Differentiating ADHD and atypical autism in young children can be problematic, with children often first diagnosed with ADHD (Jensen et al. 1997). In a retrospective study, parents of children with PDD NOS or ADHD reported on the symptoms of their children in their first 4 years (Roeyers et al. 1998). Early differences were infrequent, although children with ADHD showed more hyperactive behaviors during the 7–12-month period; this difference was not maintained as the PDD NOS children became active with age. As children aged, the difference became more apparent, with children with PDD NOS demonstrating more pronounced social difficulties, withdrawal, anxiety, stereotyped motor behaviors, unusual behaviors, and better scores on cognitive assessments compared to children with ADHD (Jensen et al. 1997; Luteijn et al. 2000; Roeyers et al. 1998; Scheirs and Timmers 2009).
As for autism, treatment for individuals with atypical autism needs to include a range of services and approaches. Behavioral, educational, and developmental approaches to the treatment of communication deficits, social difficulties, and behavior problems have been demonstrated to result in improvements for individuals with autism and are likely to be helpful for individuals with atypical autism. Although there are no drugs that specifically treat autism, medication and medication in combination with parent training approaches have been shown to reduce severe behavior problems such as aggression, self-injurious behavior, severe tantrums, and irritability (King 2000; Research Units on Pediatric Psychopharmacology (RUPP) Autism Network 2005a, b, 2009).

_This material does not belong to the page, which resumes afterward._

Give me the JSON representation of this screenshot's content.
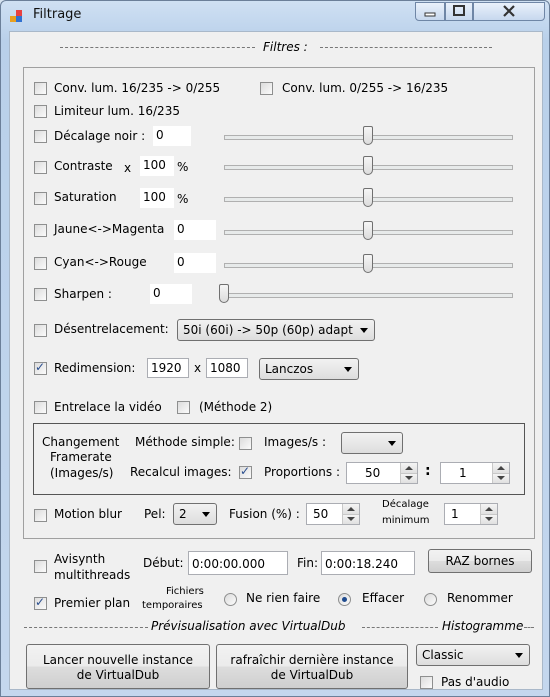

Early intervention has been highlighted as a specific area of importance in the treatment of children with autism. Treatment gains have been demonstrated in adaptive functioning, developmental skills, symptom severity, and behavior problems (Dawson et al. 1998; Howlin et al. 2009; Rogers and Vismara 2008). Training parents to implement early intervention programs has also demonstrated gains in communicative behavior, knowledge of autism, parent communication style, parent-child interaction, child behavior problems, and a reduction in parent stress and mental health problems (McConachie and Diggle 2005; Tonge et al. 2006; Whittingham et al. 2009). Improvements can also be made in teaching joint attention, symbolic play, and imitation skills to very young children (Drew et al. 2002; Kasari et al. 2001, 2006). Although important gains have been made in the development of evidence-based early interventions, less is known about the role played by mediating or moderating variables in treatment outcomes. Importantly, the impact that early childhood intervention may or may not have on adult outcomes remains unknown.

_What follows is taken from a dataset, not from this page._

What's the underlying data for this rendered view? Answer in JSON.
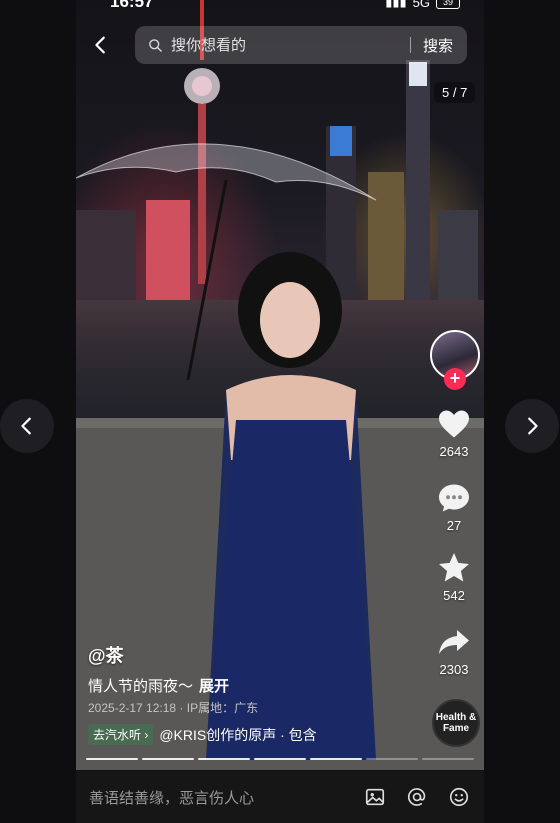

Research on treatment approaches specifically for individuals with atypical autism is lacking; it is assumed that treatment needs and approaches are similar to those for individuals with autism.

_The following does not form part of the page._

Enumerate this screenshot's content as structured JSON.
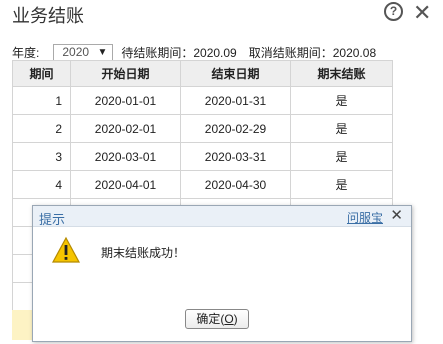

Whether existing evidence-based treatments produce greater effects in individuals with atypical autism remains an area for further research. As is the case for autism, it has been concluded that no single treatment approach or method has been shown to be effective for PDD NOS (Towbin 2005), with treatment approaches needing to take into account the specific strengths, impairments, and needs of each individual.